When my niece asked who decides whether a pup is born male or female, I reached for my course book.  This time I thought I had a great opportunity to start my own (very new-age, I told myself) sex-education module.

Then I heard her first question. “How do babies happen?” I looked at the wall, out of the window, but got no help.

Desperate to help my project, I said: “They grow in Mom’s tummy.”

“Yeah. But how does it go there?”

“A cell gets into the tummy, it grows.”

“Oh. The cell explained in the biology book?”

“Yes.”

“How does the cell go there?” My new-age module was in tatters.

I asked her if she’s watched any Hindi film with a suhaag raat in it (hard to miss). She wrinkled her nose in distaste: “Yes I did. Is that how babies happen?”

“No, that’s how many married people start. Many get acquainted with each other (my cheeks were burning) and there’s a chance that one such meeting might cause the cell to get in.”

I kicked myself for taking this on. But there was no respite now. She looked at me, quizzically: “But I still don’t understand… how…” 

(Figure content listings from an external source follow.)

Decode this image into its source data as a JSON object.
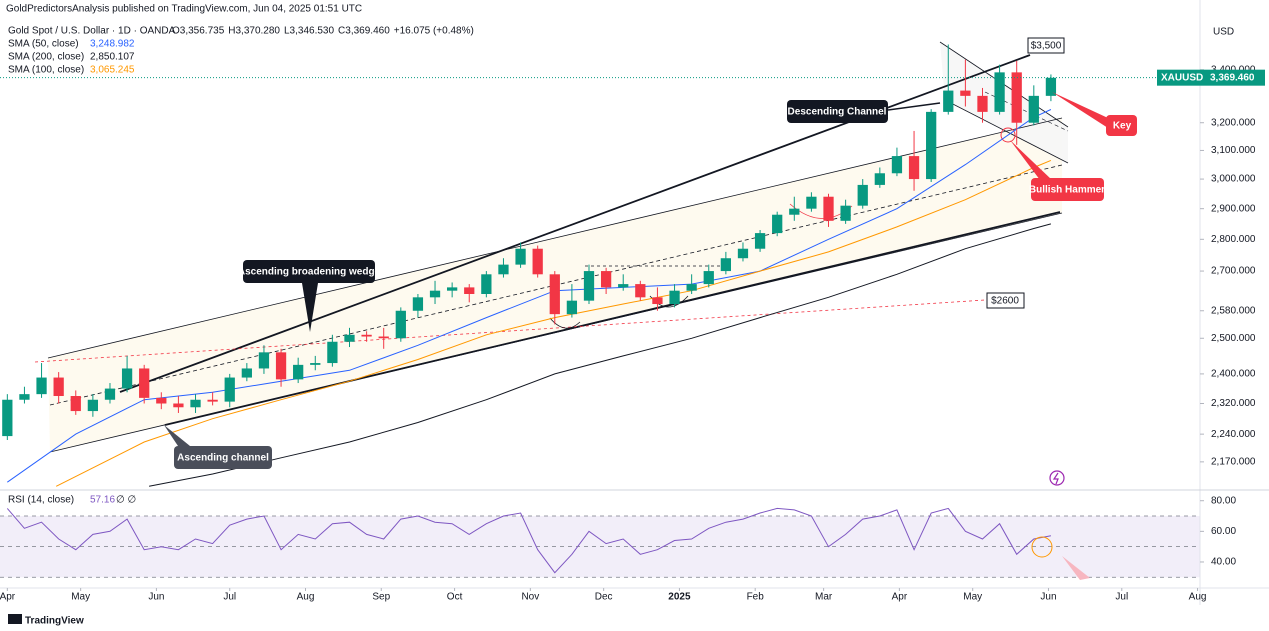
{
  "header": {
    "published": "GoldPredictorsAnalysis published on TradingView.com, Jun 04, 2025 01:51 UTC"
  },
  "chart_data": {
    "type": "candlestick",
    "title": "Gold Spot / U.S. Dollar · 1D · OANDA",
    "ohlc_readout": [
      "O3,356.735",
      "H3,370.280",
      "L3,346.530",
      "C3,369.460",
      "+16.075 (+0.48%)"
    ],
    "currency": "USD",
    "symbol": "XAUUSD",
    "last_price": 3369.46,
    "last_price_label": "3,369.460",
    "log_scale": true,
    "grid": false,
    "xlim": [
      -3,
      488
    ],
    "xticks": [
      {
        "value": 0,
        "label": "Apr"
      },
      {
        "value": 30,
        "label": "May"
      },
      {
        "value": 61,
        "label": "Jun"
      },
      {
        "value": 91,
        "label": "Jul"
      },
      {
        "value": 122,
        "label": "Aug"
      },
      {
        "value": 153,
        "label": "Sep"
      },
      {
        "value": 183,
        "label": "Oct"
      },
      {
        "value": 214,
        "label": "Nov"
      },
      {
        "value": 244,
        "label": "Dec"
      },
      {
        "value": 275,
        "label": "2025"
      },
      {
        "value": 306,
        "label": "Feb"
      },
      {
        "value": 334,
        "label": "Mar"
      },
      {
        "value": 365,
        "label": "Apr"
      },
      {
        "value": 395,
        "label": "May"
      },
      {
        "value": 426,
        "label": "Jun"
      },
      {
        "value": 456,
        "label": "Jul"
      },
      {
        "value": 487,
        "label": "Aug"
      }
    ],
    "ylim": [
      2106,
      3641
    ],
    "yticks": [
      {
        "value": 3400,
        "label": "3,400.000"
      },
      {
        "value": 3200,
        "label": "3,200.000"
      },
      {
        "value": 3100,
        "label": "3,100.000"
      },
      {
        "value": 3000,
        "label": "3,000.000"
      },
      {
        "value": 2900,
        "label": "2,900.000"
      },
      {
        "value": 2800,
        "label": "2,800.000"
      },
      {
        "value": 2700,
        "label": "2,700.000"
      },
      {
        "value": 2580,
        "label": "2,580.000"
      },
      {
        "value": 2500,
        "label": "2,500.000"
      },
      {
        "value": 2400,
        "label": "2,400.000"
      },
      {
        "value": 2320,
        "label": "2,320.000"
      },
      {
        "value": 2240,
        "label": "2,240.000"
      },
      {
        "value": 2170,
        "label": "2,170.000"
      }
    ],
    "candles": {
      "up_color": "#089981",
      "down_color": "#f23645",
      "x": [
        0,
        7,
        14,
        21,
        28,
        35,
        42,
        49,
        56,
        63,
        70,
        77,
        84,
        91,
        98,
        105,
        112,
        119,
        126,
        133,
        140,
        147,
        154,
        161,
        168,
        175,
        182,
        189,
        196,
        203,
        210,
        217,
        224,
        231,
        238,
        245,
        252,
        259,
        266,
        273,
        280,
        287,
        294,
        301,
        308,
        315,
        322,
        329,
        336,
        343,
        350,
        357,
        364,
        371,
        378,
        385,
        392,
        399,
        406,
        413,
        420,
        427
      ],
      "open": [
        2235,
        2330,
        2345,
        2390,
        2340,
        2300,
        2330,
        2360,
        2415,
        2335,
        2320,
        2310,
        2330,
        2325,
        2390,
        2415,
        2460,
        2385,
        2425,
        2430,
        2490,
        2510,
        2505,
        2500,
        2580,
        2620,
        2640,
        2650,
        2630,
        2690,
        2720,
        2770,
        2690,
        2570,
        2610,
        2700,
        2650,
        2660,
        2620,
        2600,
        2640,
        2660,
        2700,
        2740,
        2770,
        2820,
        2880,
        2900,
        2940,
        2860,
        2910,
        2980,
        3020,
        3080,
        3000,
        3240,
        3320,
        3300,
        3240,
        3390,
        3200,
        3300
      ],
      "high": [
        2345,
        2365,
        2430,
        2405,
        2355,
        2345,
        2375,
        2450,
        2425,
        2350,
        2340,
        2345,
        2350,
        2400,
        2430,
        2480,
        2470,
        2445,
        2450,
        2510,
        2530,
        2520,
        2530,
        2590,
        2630,
        2670,
        2665,
        2660,
        2700,
        2740,
        2790,
        2780,
        2700,
        2660,
        2720,
        2710,
        2690,
        2670,
        2650,
        2660,
        2690,
        2720,
        2760,
        2790,
        2830,
        2890,
        2940,
        2955,
        2950,
        2930,
        3000,
        3040,
        3110,
        3170,
        3250,
        3500,
        3440,
        3330,
        3420,
        3435,
        3340,
        3382
      ],
      "low": [
        2225,
        2320,
        2335,
        2320,
        2290,
        2285,
        2320,
        2350,
        2320,
        2305,
        2295,
        2295,
        2315,
        2310,
        2380,
        2400,
        2365,
        2375,
        2410,
        2420,
        2475,
        2490,
        2470,
        2490,
        2560,
        2600,
        2620,
        2605,
        2620,
        2680,
        2710,
        2680,
        2540,
        2560,
        2600,
        2630,
        2640,
        2610,
        2580,
        2590,
        2630,
        2650,
        2690,
        2730,
        2760,
        2810,
        2860,
        2890,
        2840,
        2850,
        2900,
        2970,
        3010,
        2960,
        2990,
        3230,
        3260,
        3200,
        3230,
        3120,
        3190,
        3280
      ],
      "close": [
        2330,
        2345,
        2390,
        2340,
        2300,
        2330,
        2360,
        2415,
        2335,
        2320,
        2310,
        2330,
        2325,
        2390,
        2415,
        2460,
        2385,
        2425,
        2430,
        2490,
        2510,
        2505,
        2500,
        2580,
        2620,
        2640,
        2650,
        2630,
        2690,
        2720,
        2770,
        2690,
        2570,
        2610,
        2700,
        2650,
        2660,
        2620,
        2600,
        2640,
        2660,
        2700,
        2740,
        2770,
        2820,
        2880,
        2900,
        2940,
        2860,
        2910,
        2980,
        3020,
        3080,
        3000,
        3240,
        3320,
        3300,
        3240,
        3390,
        3200,
        3300,
        3369
      ]
    },
    "series": [
      {
        "name": "SMA (50, close)",
        "value_label": "3,248.982",
        "color": "#2962ff",
        "x": [
          0,
          28,
          56,
          84,
          112,
          140,
          168,
          196,
          224,
          252,
          280,
          308,
          336,
          364,
          392,
          420,
          427
        ],
        "values": [
          2120,
          2240,
          2330,
          2350,
          2380,
          2410,
          2480,
          2560,
          2640,
          2650,
          2660,
          2700,
          2800,
          2900,
          3050,
          3220,
          3249
        ]
      },
      {
        "name": "SMA (200, close)",
        "value_label": "2,850.107",
        "color": "#131722",
        "x": [
          58,
          84,
          112,
          140,
          168,
          196,
          224,
          252,
          280,
          308,
          336,
          364,
          392,
          420,
          427
        ],
        "values": [
          2110,
          2140,
          2180,
          2220,
          2270,
          2330,
          2400,
          2450,
          2500,
          2560,
          2620,
          2690,
          2770,
          2835,
          2850
        ]
      },
      {
        "name": "SMA (100, close)",
        "value_label": "3,065.245",
        "color": "#ff9800",
        "x": [
          20,
          56,
          84,
          112,
          140,
          168,
          196,
          224,
          252,
          280,
          308,
          336,
          364,
          392,
          420,
          427
        ],
        "values": [
          2110,
          2220,
          2280,
          2330,
          2380,
          2440,
          2510,
          2560,
          2600,
          2640,
          2700,
          2760,
          2840,
          2930,
          3040,
          3065
        ]
      }
    ],
    "annotations": [
      "$3,500",
      "Descending Channel",
      "Key",
      "Bullish Hammer",
      "Ascending broadening wedge",
      "Ascending channel",
      "$2600"
    ]
  },
  "rsi": {
    "title": "RSI (14, close)",
    "value_label": "57.16",
    "flags": "∅ ∅",
    "color": "#7e57c2",
    "ylim": [
      23,
      87
    ],
    "yticks": [
      {
        "value": 80,
        "label": "80.00"
      },
      {
        "value": 60,
        "label": "60.00"
      },
      {
        "value": 40,
        "label": "40.00"
      }
    ],
    "bands": [
      70,
      50,
      30
    ],
    "x": [
      0,
      7,
      14,
      21,
      28,
      35,
      42,
      49,
      56,
      63,
      70,
      77,
      84,
      91,
      98,
      105,
      112,
      119,
      126,
      133,
      140,
      147,
      154,
      161,
      168,
      175,
      182,
      189,
      196,
      203,
      210,
      217,
      224,
      231,
      238,
      245,
      252,
      259,
      266,
      273,
      280,
      287,
      294,
      301,
      308,
      315,
      322,
      329,
      336,
      343,
      350,
      357,
      364,
      371,
      378,
      385,
      392,
      399,
      406,
      413,
      420,
      427
    ],
    "values": [
      75,
      62,
      66,
      55,
      48,
      58,
      60,
      68,
      48,
      50,
      48,
      55,
      52,
      64,
      68,
      70,
      48,
      58,
      55,
      65,
      66,
      58,
      55,
      68,
      70,
      66,
      65,
      58,
      65,
      70,
      72,
      48,
      33,
      45,
      60,
      52,
      55,
      45,
      48,
      54,
      55,
      62,
      66,
      68,
      72,
      75,
      74,
      70,
      50,
      58,
      68,
      70,
      74,
      48,
      72,
      75,
      60,
      55,
      65,
      45,
      55,
      57.16
    ]
  },
  "footer": "TradingView"
}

“You can’t understand the procedure (I can’t explain), ok? For that, you can look up the last chapter of any standard IX biology textbook, next year perhaps.”

Having thrown her off, I gleefully boasted of my doing to my sister. “Couldn’t you wait for another year?” she sighed. “That’s nothing,” I said. “On my next trip, I’ll tell her about the precautions.”

At night, when I was rocking my baby to sleep, my sister-in-law came rushing in. “Rohan (curious nephew) asks what’s a condom. Tell me something quick.”

“Say it’s used by grown-ups to protect against injury.”